If we think of the strand and the io_service as queues, what we have here
is a queue within a queue. The outer queue's work can be performed in
parallel, the inner queue's work is performed serially. It seems to make a
whole lot of sense that when control reaches the inner queue, that queue
should be serviced until it's empty. After all, there are other threads
that can still service the outer queue while that's happening. The
opposite is not true. By giving the outer queue priority, ASIO is
crippling the concurrency potential of the work in the inner queue i.e.
the strand.
This simplified scenario is a very real performance problem for my
companies server application.

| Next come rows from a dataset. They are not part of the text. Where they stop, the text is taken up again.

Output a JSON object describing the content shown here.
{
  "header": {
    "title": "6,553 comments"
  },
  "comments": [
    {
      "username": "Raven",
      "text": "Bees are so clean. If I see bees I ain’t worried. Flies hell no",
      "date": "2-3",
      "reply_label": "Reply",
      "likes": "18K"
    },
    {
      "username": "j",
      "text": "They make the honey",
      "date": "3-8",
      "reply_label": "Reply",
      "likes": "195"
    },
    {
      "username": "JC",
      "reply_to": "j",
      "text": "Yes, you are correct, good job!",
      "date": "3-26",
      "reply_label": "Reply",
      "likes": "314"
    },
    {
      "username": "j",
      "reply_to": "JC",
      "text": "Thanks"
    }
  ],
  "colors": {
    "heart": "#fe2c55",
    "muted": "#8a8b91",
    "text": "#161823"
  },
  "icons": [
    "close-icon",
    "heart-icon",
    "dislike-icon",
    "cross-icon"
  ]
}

As far as I can tell, the only options for
me to address the problem are to implement my own strand that doesn't give
control back to the io_service until it's work queue is empty -or- put all
of my strands onto one io_service and post all non-strand work to a
second, separate io_service.
I attached a sample application that demonstrates the scenario above,
complete with timings and a visual print out of the order of operations.
It also includes a stripped down strand implementation that demonstrates
how the problem could be addressed. The application was built in Visual
Studio 2013 with boost version 1.60.0.